To kill this process, either you can close the terminal or simply open a new one and issue the following command:

kill -9 process-id

This command directly kills the process.

Now, coming to the code of the program. We see a new datatype called sigaction. The structure of this datatype is as follows:

struct sigaction {
               void     (*sa_handler)(int);
               void     (*sa_sigaction)(int, siginfo_t *, void *);
               sigset_t   sa_mask;
               int        sa_flags;
               void     (*sa_restorer)(void);

As you compare the program with this structure, we see that sa_handler is a function pointer that points to the actual signal handler. The second one is not needed for now. It is like an alternate signal handler. The third argument is worth explaining now. It is of type sigset_t and it is internally definition depends on the hardware implementation.

The sa_mask stores the information about the signals whether they are blocked or not. Different signals can be added or removed by using the following functions:

int sigemptyset (sigset_t *set);
int sigfillset (sigset_t *set);
int sigaddset (sigset_t *set, int signum);  
int sigdelset (sigset_t *set, int signum);
int sigismember (const sigset_t *set, int signum);

The usage of these functions is simple. The first one excludes all the signals from blocking. The second one is opposite to the previous one. The third one adds a signal specified by signum to the set. Fourth one removes the signal. Fifth one checks if the signal specified by signum is already blocked or not.

If the sa_mask is filled with appropriate signals, then they will get blocked when the signal handler is executing. In the above program we didn't block any of the signals. But, for instance if you want to block signal number 11, then you need to add this to the sa_mask, which will give you the desired result. Also note that the signal which triggered this handler is implicitly blocked when the handler is executing.

Lastly, the sigaction function takes three arguments. The first is the signal name for which you want to create a signal handler, second is the pointer to a sigaction datatype, third is also the same but, when you give a pointer to sigaction rather than NULL, then the variable is filled with the previous sigaction variable. For now, you can keep it as NULL.

The sig_num that I was saying can be referred from here.

Now we have a function that executes on receiving a particular signal. But we don't want to manually give a signal to the process all the time, but instead we want that to be done automatically as well as periodically.

Here comes the itimerval into the picture. First let us see a small program using this, to see what actually happens with this itimerval.


#include <stdio.h>
#include <signal.h>
#include <sys/time.h>

int count = 0;
void sighandler(int sig)
 printf("signal occurred %d times\n",signo, ++count);
int main(void)
 struct itimerval it;
 struct sigaction act, oact;
 act.sa_handler = sighandler;
 act.sa_flags = 0;

 sigaction(SIGPROF, &act, &oact); 
 // Start itimer
 it.it_interval.tv_sec = 4;
 it.it_interval.tv_usec = 50000;
 it.it_value.tv_sec = 1;
 it.it_value.tv_usec = 100000;
 setitimer(ITIMER_PROF, &it, NULL);
 for ( ; ; ) ;

If you try to execute the above code, you will see the string 'signal occured .. tiimes' for the first time after (1 + 100000*10-6) or 1.1 seconds. Then from the second time you will see the string after every (4 + 50000*10-6) or 4.05 seconds and it goes on. I think by now you may understand what these numbers mean. So, I don't want to further go deep into the struct itimerval, but recommend you to see the man pages.

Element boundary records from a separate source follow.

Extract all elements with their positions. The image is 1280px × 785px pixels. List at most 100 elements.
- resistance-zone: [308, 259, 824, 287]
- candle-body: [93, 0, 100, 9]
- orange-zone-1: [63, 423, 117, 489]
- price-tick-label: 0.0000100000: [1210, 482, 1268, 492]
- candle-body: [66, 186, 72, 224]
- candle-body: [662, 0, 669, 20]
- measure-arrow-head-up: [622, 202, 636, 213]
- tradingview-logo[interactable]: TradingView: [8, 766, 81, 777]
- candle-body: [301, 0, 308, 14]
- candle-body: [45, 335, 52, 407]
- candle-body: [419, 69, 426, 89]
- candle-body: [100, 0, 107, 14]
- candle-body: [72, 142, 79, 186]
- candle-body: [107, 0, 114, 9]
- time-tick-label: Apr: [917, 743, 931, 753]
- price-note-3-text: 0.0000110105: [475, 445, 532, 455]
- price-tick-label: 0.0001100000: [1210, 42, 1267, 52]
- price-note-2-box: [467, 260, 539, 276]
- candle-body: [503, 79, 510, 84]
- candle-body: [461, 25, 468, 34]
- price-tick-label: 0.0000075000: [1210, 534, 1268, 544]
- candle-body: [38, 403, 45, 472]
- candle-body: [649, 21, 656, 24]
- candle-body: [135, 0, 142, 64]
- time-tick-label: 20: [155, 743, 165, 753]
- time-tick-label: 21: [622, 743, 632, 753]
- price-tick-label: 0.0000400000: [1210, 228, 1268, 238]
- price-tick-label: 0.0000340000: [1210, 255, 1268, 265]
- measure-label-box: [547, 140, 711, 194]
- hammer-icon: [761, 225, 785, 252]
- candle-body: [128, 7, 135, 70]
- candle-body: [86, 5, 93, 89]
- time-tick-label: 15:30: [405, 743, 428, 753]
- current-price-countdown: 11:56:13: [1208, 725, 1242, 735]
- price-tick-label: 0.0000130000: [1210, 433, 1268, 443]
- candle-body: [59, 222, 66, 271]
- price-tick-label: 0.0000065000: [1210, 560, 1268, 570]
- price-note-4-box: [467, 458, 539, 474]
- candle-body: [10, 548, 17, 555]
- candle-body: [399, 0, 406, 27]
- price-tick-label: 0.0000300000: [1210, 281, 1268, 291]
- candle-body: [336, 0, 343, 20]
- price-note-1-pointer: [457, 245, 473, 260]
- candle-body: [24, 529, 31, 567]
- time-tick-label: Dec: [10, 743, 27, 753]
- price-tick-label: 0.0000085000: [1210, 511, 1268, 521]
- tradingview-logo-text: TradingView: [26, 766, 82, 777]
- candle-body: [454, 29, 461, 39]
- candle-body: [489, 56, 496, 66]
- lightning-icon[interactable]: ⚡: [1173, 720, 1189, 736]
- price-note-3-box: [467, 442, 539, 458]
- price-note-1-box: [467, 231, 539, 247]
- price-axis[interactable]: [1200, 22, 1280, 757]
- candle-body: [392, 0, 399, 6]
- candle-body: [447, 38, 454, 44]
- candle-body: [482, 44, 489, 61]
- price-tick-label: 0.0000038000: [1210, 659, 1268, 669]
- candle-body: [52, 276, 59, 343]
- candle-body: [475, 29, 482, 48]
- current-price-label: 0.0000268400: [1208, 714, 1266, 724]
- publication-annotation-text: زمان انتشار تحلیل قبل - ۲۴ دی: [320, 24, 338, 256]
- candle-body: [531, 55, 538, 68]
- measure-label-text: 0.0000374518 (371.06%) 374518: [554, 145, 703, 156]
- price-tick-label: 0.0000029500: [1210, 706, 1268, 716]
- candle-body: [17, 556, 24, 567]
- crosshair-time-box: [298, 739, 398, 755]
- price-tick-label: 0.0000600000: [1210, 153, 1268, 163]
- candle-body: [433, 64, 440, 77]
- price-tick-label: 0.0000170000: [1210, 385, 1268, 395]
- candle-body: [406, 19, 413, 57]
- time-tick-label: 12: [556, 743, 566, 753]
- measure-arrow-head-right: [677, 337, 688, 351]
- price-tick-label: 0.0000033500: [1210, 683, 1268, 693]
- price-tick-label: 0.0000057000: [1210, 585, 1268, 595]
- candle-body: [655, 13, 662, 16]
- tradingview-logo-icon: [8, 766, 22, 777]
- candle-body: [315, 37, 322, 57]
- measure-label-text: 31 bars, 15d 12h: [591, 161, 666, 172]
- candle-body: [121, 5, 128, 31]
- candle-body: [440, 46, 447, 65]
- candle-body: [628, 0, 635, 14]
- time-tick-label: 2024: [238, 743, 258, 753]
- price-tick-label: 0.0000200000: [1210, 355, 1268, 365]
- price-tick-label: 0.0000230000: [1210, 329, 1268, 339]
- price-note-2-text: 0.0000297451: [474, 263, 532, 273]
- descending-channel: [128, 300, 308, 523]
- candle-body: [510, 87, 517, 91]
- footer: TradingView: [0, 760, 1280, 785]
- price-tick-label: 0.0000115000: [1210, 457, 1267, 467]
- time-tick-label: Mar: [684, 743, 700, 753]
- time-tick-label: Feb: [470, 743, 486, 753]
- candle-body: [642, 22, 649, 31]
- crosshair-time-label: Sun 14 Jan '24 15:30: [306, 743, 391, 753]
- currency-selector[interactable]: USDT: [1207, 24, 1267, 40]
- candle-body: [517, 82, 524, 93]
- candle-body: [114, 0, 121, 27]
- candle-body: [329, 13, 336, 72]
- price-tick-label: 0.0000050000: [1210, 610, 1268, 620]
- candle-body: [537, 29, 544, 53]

Now, observing the code it is clear that itimerval is a datatype for starting an alarm. The signal handler responds for SIGPROF signal, which is generated only if the setitimer() is set for ITIMER_PROF.

In other words, when you want to count the time, there may be different cases. It may be either the direct time, which can be done by giving first argument as ITIMER_REAL and the signal handler should be changed SIGALRM signal.

We may only want to count the time for which the process executed in the user mode. This can be done by passing ITIMER_VIRTUAL and the signal this generates is SIGVTALRM.

You may also want to count the amount of time a process spent in both user mode and kernel mode. Then you need to change the arguments as ITIMER_PROF and signal it generates SIFPROF which is shown in the above program.

Note that the difference between first and third types is that first type counts the time the process spent in ready queue and all other extra times, while the third type doesn't consider these times.

The main part:

We are ready with every function necessary to build a thread library. So, let us discuss the basic idea of building it. So, we define an ready_queue, which stores all the pointers to the contexts of live threads like a linked list, task_count, that counts the number of alive threads, Initializing function, that initializes the signal handler for SIGPROF (here, I use third way of counting the time), set all the values for the alarm.

A task_create function that creates a context and attaches it with a function that was passed as argument to task_create and adds it into the ready_queue.

When the first task is created, the timer is set to start, and the signal handler function will be schedule which chooses one context from the ready_queue and it either sets or swaps with the current context.

There should also be a separate variable for storing the context of the main function, because we should note that the main function will also be scheduled just like the other tasks.

There is one more issue that we forgot to deal which is as follows: The user created a new task and the create_task function was executing, in which the addition of the new task's context into the queue is going on. Now, imagine what happens when a SIGPROF is received? The control straight away transfers to the schedule function, but the queue was in middle of the pointer operations, and so this many lead to segmentation error.

Guess what should be done to overcome this problem? The answer will be updated after some time. For now, you think of implementing the library and discover your own solution to overcome the above issue. I have got these SIGSEGVs for about hundred times until I finally got the correct result.

Although, I was giving a quick glance over all the functions, I hope this will suffice. But, if you have any doubts still crept in, please do comment on this post :).


  1. Hi Nitish,

    Your blog really helped me a lot in creating thread library, but I am still not able to find out the solution how to avoid segmentation fault. Can you help me with this issue?

    1. Try using tools like gdb, valgrind to find SIGSEGVs in your code.

  2. very nice post....really worthpraising..

  3. really gud stuff....but needs to reduce ur standard of script..really difficult to understand
    anyway gud job